Narrated by a nameless guy, who for the most part bears the same expression regardless of the situation, Biological Psychology takes you on a journey, beginning with the nervous system and continuing on to the senses, voluntary and involuntary events such as movement, hunger, emotions, sleep and memory and ending with the concept of Evolutionary Psychology. Aleixo provides a comprehensive overview of each topic. To overcome the prose constraints imposed by the comic book format, specific panels on each page have accompanying notes which are included at the end of each chapter. Should you desire more detailed information on a particular panel, be sure to check this out for background information on events, individuals, research and /or results. Aleixo even includes citations for relevant scientific articles to deepen your learning. The multi-tiered resources available will satisfy every level of curiosity.
Imagine being alone in the house and you hear the steps creaking. What happens first? Do you feel fear first and then your heart begins beating faster or do these events happen the other way around? In the book, an attack by an axe-wielding psychopath elicits these physiological and psychological processes! In describing the theory of emotion, Aleixo talks about the James-Lange theory, which states autonomic arousal (fight/flight response) comes before the emotion (fear) and the Cannon-Bard theory which states that autonomic arousal and emotion occurs simultaneously but independently of each other. He then cites recent research that shows neither theory is truly correct (p151-152). The end of chapter note that accompanies this panel mentions yet another theory – the Cognitive-Arousal Theory by Schacter and Singer – for which a brief explanation is given as well as the reference to the journal article (Schacter & Singer, 1962). Aleixo not only explains the concepts, he also highlights historical figures and landmark experiments that demonstrate the evolution of our knowledge of the connection between biological and psychological processes. By highlighting the progression in findings from the earliest to the most recent experiments in each field, he reminds the reader that even the best scholars failed at one point in time, making the reader’s perception of science less intimidating.

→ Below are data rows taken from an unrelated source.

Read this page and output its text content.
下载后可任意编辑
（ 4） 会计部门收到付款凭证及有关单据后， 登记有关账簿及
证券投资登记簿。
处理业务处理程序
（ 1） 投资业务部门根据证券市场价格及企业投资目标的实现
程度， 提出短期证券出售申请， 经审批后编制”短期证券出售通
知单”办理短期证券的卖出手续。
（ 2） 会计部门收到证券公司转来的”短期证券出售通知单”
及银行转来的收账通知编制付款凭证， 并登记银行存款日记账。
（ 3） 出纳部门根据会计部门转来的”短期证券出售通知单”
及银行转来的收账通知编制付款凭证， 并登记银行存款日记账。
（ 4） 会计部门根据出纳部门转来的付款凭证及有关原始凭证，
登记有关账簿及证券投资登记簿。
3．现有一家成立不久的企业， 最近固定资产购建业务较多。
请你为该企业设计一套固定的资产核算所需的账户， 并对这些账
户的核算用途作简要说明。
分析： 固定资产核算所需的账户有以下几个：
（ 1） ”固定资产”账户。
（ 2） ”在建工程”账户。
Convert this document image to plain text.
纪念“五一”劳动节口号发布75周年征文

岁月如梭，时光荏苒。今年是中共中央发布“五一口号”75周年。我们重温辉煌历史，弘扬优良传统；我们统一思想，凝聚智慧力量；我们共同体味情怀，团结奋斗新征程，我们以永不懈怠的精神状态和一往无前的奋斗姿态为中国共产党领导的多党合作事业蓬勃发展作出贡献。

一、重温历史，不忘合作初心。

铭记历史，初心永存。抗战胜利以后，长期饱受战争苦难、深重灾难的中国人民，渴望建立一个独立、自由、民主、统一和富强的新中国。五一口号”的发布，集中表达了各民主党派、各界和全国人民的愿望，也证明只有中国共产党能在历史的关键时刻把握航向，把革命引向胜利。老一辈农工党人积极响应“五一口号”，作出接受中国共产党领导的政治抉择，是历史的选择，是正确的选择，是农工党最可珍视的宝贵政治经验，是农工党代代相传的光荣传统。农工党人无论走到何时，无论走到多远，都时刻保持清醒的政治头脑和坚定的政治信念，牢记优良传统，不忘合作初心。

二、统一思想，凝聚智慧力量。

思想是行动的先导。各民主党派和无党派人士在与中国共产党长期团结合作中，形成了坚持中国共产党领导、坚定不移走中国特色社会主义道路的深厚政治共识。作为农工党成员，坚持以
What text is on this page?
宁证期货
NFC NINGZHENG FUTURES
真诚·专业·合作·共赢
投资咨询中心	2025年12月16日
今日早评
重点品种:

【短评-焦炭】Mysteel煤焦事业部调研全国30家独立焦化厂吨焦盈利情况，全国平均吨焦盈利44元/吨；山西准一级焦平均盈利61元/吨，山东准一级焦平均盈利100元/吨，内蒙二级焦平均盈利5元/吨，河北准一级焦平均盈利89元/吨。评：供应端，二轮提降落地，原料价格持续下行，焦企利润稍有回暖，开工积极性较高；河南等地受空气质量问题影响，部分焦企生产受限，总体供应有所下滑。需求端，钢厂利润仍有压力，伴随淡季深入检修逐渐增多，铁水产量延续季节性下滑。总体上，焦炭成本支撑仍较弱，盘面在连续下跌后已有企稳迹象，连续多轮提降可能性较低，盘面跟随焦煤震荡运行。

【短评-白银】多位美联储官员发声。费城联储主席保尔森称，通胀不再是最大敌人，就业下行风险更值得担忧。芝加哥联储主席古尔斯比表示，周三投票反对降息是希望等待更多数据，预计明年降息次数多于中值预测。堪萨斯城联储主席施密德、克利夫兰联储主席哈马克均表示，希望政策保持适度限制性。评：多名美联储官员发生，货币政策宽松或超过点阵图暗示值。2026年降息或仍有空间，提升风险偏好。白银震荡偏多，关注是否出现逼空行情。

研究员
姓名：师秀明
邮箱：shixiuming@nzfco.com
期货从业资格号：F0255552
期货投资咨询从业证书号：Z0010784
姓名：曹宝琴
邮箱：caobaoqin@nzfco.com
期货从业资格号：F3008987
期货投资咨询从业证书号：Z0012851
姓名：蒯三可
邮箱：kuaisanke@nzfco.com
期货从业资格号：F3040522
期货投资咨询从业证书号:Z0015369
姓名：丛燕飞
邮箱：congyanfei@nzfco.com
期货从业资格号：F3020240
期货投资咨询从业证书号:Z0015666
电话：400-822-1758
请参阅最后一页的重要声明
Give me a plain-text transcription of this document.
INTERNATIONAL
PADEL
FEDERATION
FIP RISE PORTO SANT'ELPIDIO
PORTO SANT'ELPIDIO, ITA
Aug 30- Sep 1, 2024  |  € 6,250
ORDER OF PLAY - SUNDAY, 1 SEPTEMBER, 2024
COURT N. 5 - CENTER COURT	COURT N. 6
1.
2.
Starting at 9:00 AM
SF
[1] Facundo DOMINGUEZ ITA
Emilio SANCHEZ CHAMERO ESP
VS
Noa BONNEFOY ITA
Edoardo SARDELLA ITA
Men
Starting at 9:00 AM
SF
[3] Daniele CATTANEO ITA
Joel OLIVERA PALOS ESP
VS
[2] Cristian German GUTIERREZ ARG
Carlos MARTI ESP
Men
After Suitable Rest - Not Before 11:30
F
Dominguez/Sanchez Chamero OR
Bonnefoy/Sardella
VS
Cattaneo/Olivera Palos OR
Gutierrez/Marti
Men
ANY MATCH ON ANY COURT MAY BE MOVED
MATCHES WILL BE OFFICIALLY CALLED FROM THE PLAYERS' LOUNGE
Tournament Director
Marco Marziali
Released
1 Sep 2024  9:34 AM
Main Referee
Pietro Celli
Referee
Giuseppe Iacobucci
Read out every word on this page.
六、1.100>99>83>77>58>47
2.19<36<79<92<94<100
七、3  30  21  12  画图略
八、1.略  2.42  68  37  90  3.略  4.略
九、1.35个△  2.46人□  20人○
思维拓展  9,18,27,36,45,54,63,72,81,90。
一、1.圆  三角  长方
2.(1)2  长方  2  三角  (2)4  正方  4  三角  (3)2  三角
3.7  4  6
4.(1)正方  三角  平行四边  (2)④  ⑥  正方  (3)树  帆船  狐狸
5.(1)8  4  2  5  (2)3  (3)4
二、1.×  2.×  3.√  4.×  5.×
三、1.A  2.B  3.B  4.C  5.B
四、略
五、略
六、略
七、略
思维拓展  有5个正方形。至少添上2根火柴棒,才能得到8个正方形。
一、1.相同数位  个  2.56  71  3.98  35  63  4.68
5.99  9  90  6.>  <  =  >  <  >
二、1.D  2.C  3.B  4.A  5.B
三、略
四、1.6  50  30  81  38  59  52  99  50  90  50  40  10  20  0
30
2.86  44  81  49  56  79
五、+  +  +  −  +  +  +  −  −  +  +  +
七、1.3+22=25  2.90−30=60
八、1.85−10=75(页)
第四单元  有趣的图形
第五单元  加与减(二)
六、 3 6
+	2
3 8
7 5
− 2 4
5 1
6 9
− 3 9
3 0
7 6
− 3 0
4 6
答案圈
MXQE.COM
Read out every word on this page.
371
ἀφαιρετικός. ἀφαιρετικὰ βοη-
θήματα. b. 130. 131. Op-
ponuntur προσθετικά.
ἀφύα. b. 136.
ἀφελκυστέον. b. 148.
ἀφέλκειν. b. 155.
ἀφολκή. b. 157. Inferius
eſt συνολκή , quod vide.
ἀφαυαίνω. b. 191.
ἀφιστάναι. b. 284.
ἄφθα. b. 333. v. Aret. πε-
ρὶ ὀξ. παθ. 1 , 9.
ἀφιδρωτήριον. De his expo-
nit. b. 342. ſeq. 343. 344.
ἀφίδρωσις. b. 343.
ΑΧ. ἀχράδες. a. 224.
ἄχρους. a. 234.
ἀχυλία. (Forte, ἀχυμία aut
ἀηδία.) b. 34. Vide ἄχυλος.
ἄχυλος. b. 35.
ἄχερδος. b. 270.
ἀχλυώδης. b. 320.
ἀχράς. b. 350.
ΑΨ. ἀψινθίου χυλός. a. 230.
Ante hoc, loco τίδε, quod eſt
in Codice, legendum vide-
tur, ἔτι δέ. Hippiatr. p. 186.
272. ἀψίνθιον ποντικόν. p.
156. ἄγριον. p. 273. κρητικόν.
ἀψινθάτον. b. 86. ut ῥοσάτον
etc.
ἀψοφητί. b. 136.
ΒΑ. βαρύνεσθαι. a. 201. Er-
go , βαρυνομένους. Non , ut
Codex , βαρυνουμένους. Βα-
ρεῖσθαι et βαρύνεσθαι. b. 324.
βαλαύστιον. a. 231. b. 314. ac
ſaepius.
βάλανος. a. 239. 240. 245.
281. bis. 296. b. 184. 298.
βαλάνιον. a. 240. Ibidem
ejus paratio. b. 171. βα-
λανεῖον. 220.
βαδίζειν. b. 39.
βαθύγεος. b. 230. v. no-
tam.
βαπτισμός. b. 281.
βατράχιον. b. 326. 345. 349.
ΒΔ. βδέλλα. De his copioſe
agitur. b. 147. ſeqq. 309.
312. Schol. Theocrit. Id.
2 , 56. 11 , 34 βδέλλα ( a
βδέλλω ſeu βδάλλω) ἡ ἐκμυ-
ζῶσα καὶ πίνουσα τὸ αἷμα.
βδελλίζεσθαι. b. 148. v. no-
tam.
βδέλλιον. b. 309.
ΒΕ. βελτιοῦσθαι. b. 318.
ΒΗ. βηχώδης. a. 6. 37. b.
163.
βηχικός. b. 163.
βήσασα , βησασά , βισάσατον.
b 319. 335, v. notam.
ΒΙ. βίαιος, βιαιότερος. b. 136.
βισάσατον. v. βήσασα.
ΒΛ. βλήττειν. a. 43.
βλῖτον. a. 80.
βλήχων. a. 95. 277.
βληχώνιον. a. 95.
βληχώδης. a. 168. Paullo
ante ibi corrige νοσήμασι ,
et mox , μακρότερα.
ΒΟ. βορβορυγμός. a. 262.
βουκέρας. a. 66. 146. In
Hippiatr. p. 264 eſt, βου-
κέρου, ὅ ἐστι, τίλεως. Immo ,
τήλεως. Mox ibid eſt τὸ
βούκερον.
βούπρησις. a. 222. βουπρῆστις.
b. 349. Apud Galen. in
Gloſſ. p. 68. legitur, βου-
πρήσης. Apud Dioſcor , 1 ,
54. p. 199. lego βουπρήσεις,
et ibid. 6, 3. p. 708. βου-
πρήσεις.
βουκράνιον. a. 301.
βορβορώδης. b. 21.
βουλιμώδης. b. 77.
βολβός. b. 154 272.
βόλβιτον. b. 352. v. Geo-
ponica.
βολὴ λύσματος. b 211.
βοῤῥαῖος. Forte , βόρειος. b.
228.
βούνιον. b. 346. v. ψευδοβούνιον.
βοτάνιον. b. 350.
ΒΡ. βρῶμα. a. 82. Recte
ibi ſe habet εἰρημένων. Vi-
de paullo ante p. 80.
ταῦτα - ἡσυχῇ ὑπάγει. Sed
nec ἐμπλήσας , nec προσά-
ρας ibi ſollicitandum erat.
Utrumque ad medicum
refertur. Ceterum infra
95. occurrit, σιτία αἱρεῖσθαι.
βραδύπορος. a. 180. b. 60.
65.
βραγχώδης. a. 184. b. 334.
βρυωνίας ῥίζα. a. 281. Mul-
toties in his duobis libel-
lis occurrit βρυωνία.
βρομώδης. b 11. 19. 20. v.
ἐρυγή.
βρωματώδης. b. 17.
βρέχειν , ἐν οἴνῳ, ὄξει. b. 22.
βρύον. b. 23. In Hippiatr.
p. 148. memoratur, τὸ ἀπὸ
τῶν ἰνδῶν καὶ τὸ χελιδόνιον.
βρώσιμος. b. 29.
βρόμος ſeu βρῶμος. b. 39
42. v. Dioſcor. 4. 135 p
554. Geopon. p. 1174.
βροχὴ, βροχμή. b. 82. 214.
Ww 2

In some instances, Aleixo takes time to describe the actual experimental set-ups which proves useful when teaching or learning about experimental design (p201-204).
Despite being a great resource, Biological Psychology is found wanting in some areas. The layman will need help with words like “ventromedial” and “paraventricular” as the meaning of these words are not provided in the comic text or end of chapter notes. A word root chart or glossary may be useful in this regard. Content-wise, the discussion of hormones was confusing – Aleixo describes “two types of hormones”: peptide and steroid hormones and then introduces sex hormones as a “third category of hormones” even though “sex hormones like oestrogen and testosterone” are actually examples of steroid hormones (p159). The illustrations by Baillon are sufficient for the needs of the book. Although a few drawings lack anatomical accuracy (e.g. planaria feeding on page 213), they do not detract from the overall message of the book. A reference list provides all citations alphabetically for easy cross-referencing and a subject index provides a topic locator at the tip of your fingers. For less than $50, students can actually learn the core of subject matter and hopefully, their curiosity gets piqued enough to open up the $200 textbook!